Figure 2:

Uromodulin and disease. In CKD, uromodulin production is decreased because of decreased tubular cell mass. Additionally, sUMOD is carbamylated, and this leads to modified functions. As an example, its protective function against vascular calcification is lost. Gain-of-function UMOD mutations causing ADTKD typically interfere with uromodulin processing, leading to intracellular accumulation of abnormal uromodulin that causes proteotoxicity, as well as uromodulin deficiency in urine and the circulation [120]. The resultant phenotype of ADTKD is a combination of both decreased production of normal uromodulin and the production of abnormal uromodulin. Mutant uromodulin induces ER stress, unfolded protein response and accelerated apoptosis, leading to tubular cell death, nephron drop-out, fibrosis and progressive CKD. Simultaneously, wild-type uromodulin deficiency results in decreased activation of NKCC2 and annuls the water-impermeability of TAL; therefore, sodium reabsorption is reduced, and hypovolemia occurs.

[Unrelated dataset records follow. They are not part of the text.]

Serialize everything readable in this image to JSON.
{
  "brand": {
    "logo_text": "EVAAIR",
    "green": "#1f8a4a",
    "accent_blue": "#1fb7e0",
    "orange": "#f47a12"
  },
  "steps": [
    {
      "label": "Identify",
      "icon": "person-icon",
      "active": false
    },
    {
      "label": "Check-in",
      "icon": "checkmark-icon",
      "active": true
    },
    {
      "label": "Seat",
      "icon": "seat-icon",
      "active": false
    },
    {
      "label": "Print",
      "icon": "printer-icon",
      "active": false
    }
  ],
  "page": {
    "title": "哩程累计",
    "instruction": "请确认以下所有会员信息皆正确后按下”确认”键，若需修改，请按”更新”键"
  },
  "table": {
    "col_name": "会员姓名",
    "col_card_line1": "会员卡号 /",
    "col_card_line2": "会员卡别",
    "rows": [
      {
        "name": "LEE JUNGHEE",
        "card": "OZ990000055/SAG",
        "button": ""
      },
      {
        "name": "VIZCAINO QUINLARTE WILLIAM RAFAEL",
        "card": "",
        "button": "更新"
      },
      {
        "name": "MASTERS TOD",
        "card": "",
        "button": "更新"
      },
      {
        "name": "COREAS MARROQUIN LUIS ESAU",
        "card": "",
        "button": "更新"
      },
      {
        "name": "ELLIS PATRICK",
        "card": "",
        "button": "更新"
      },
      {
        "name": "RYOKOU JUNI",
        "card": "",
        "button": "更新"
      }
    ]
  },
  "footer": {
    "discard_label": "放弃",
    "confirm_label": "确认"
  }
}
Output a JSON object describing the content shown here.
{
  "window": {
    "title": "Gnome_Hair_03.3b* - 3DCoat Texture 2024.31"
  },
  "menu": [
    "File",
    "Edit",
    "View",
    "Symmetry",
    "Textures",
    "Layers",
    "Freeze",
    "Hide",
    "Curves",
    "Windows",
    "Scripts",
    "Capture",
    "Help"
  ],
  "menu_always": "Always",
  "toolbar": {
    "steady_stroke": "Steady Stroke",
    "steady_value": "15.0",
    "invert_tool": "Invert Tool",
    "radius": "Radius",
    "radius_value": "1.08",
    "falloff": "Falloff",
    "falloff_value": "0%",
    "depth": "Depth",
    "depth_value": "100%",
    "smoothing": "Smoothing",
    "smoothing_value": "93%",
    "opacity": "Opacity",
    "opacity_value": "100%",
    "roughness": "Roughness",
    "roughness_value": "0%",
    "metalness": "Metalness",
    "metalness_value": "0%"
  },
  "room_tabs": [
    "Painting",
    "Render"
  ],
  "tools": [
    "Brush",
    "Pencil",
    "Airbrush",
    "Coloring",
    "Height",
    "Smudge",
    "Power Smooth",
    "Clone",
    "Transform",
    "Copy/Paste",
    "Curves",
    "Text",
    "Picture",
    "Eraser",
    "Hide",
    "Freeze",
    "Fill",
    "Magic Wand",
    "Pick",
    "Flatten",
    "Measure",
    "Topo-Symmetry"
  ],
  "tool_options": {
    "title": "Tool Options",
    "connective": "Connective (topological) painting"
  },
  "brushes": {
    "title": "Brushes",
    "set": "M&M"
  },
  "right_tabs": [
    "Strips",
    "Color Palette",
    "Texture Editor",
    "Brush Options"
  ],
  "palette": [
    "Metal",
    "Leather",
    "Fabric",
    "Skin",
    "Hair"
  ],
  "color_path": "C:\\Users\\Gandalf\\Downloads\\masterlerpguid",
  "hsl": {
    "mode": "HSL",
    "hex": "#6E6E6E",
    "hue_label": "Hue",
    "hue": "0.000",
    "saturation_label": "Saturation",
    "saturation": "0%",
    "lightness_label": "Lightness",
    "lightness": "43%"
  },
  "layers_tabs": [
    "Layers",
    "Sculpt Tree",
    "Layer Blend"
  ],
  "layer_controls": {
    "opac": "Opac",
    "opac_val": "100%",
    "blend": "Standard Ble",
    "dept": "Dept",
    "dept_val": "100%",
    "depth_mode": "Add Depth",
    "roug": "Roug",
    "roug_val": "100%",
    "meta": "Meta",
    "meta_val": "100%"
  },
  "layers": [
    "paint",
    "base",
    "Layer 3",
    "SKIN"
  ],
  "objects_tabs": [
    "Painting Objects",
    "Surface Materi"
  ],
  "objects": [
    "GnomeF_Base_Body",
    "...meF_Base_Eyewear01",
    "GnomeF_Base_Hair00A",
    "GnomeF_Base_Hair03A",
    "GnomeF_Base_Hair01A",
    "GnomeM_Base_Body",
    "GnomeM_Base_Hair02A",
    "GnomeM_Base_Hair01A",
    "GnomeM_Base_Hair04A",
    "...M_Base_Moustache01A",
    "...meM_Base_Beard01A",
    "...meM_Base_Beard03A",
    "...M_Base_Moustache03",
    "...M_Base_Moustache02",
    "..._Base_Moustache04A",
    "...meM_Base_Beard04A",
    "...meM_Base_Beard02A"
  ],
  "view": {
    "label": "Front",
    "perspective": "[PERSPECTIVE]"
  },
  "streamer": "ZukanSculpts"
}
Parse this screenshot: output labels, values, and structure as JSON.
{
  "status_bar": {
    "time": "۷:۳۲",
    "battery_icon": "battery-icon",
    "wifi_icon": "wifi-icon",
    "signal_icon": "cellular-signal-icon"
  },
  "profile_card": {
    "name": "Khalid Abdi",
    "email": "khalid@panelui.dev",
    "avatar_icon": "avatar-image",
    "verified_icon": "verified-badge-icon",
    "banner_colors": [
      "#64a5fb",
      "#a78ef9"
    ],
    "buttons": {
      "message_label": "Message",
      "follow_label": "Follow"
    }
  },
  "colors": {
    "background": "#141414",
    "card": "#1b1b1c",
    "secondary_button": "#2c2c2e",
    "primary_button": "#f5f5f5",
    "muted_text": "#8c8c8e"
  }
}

As a compensatory mechanism, it has been hypothesized [121] and in part experimentally demonstrated [122] that sodium reabsorption is increased in the proximal tubule, a process that is coupled with increased proximal urate reabsorption; thus, patients develop hypouricosuric hyperuricemia and gout early in life. Similarly, in hepsin-deficient mice, there is a combination of excess intracellular uromodulin causing cytotoxicity and insufficient extracellular uromodulin, potentially leading to features of uromodulin insufficiency.